Now let's look at reverse mode.
### Reverse mode autodiff
Let's rewrite our toy framework to add reverse mode autodiff:
```{python}
class Const(object):
def __init__(self, value):
self.value = value
def evaluate(self):
return self.value
def backpropagate(self, gradient):
pass
def __str__(self):
return str(self.value)
class Var(object):
def __init__(self, name, init_value=0):
self.value = init_value
self.name = name
self.gradient = 0
def evaluate(self):
return self.value
def backpropagate(self, gradient):
self.gradient += gradient
def __str__(self):
return self.name
class BinaryOperator(object):
def __init__(self, a, b):
self.a = a
self.b = b
class Add(BinaryOperator):
def evaluate(self):
self.value = self.a.evaluate() + self.b.evaluate()
return self.value
def backpropagate(self, gradient):
self.a.backpropagate(gradient)
self.b.backpropagate(gradient)
def __str__(self):
return "{} + {}".format(self.a, self.b)
class Mul(BinaryOperator):
def evaluate(self):
self.value = self.a.evaluate() * self.b.evaluate()
return self.value
def backpropagate(self, gradient):
self.a.backpropagate(gradient * self.b.value)
self.b.backpropagate(gradient * self.a.value)
def __str__(self):
return "({}) * ({})".format(self.a, self.b)
```
```{python}
x = Var("x", init_value=3)
y = Var("y", init_value=4)
f = Add(Mul(Mul(x, x), y), Add(y, Const(2))) # f(x,y) = x²y + y + 2
result = f.evaluate()
f.backpropagate(1.0)
```
```{python}
print(f)
```
```{python}
result
```
```{python}
x.gradient
```
```{python}
y.gradient
```
Again, in this implementation the outputs are just numbers, not symbolic expressions, so we are limited to first order derivatives. However, we could have made the `backpropagate()` methods return symbolic expressions rather than values (e.g., return `Add(2,3)` rather than 5). This would make it possible to compute second order gradients (and beyond). This is what TensorFlow does, as do all the major libraries that implement autodiff.
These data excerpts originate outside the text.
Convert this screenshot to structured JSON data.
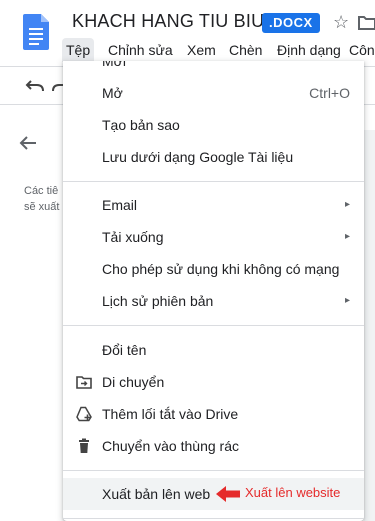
{
  "header": {
    "title": "KHACH HANG TIU BIU",
    "badge": ".DOCX",
    "menus": [
      "Tệp",
      "Chỉnh sửa",
      "Xem",
      "Chèn",
      "Định dạng",
      "Côn"
    ]
  },
  "outline_hint": {
    "line1": "Các tiê",
    "line2": "sẽ xuất"
  },
  "file_menu": {
    "cut_item": "Mới",
    "items": [
      {
        "label": "Mở",
        "shortcut": "Ctrl+O"
      },
      {
        "label": "Tạo bản sao"
      },
      {
        "label": "Lưu dưới dạng Google Tài liệu"
      },
      {
        "label": "Email",
        "submenu": "▸"
      },
      {
        "label": "Tải xuống",
        "submenu": "▸"
      },
      {
        "label": "Cho phép sử dụng khi không có mạng"
      },
      {
        "label": "Lịch sử phiên bản",
        "submenu": "▸"
      },
      {
        "label": "Đổi tên"
      },
      {
        "label": "Di chuyển",
        "icon": "move-folder-icon"
      },
      {
        "label": "Thêm lối tắt vào Drive",
        "icon": "add-shortcut-icon"
      },
      {
        "label": "Chuyển vào thùng rác",
        "icon": "trash-icon"
      },
      {
        "label": "Xuất bản lên web"
      }
    ]
  },
  "annotation": {
    "text": "Xuất lên website",
    "color": "#e52b2b"
  },
  "colors": {
    "accent": "#1a73e8",
    "docs_blue": "#4285f4"
  }
}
### Reverse mode autodiff using TensorFlow
```{python}
import tensorflow as tf
```
```{python}
x = tf.Variable(3.)
y = tf.Variable(4.)
with tf.GradientTape() as tape:
f = x*x*y + y + 2
jacobians = tape.gradient(f, [x, y])
jacobians
```
Since everything is symbolic, we can compute second order derivatives, and beyond:
```{python}
x = tf.Variable(3.)
y = tf.Variable(4.)
with tf.GradientTape(persistent=True) as tape:
f = x*x*y + y + 2
df_dx, df_dy = tape.gradient(f, [x, y])
d2f_d2x, d2f_dydx = tape.gradient(df_dx, [x, y])
d2f_dxdy, d2f_d2y = tape.gradient(df_dy, [x, y])
del tape
hessians = [[d2f_d2x, d2f_dydx], [d2f_dxdy, d2f_d2y]]
hessians
```
Note that when we compute the derivative of a tensor with regards to a variable that it does not depend on, instead of returning 0.0, the `gradient()` function returns `None`.
And that's all folks! Hope you enjoyed this notebook.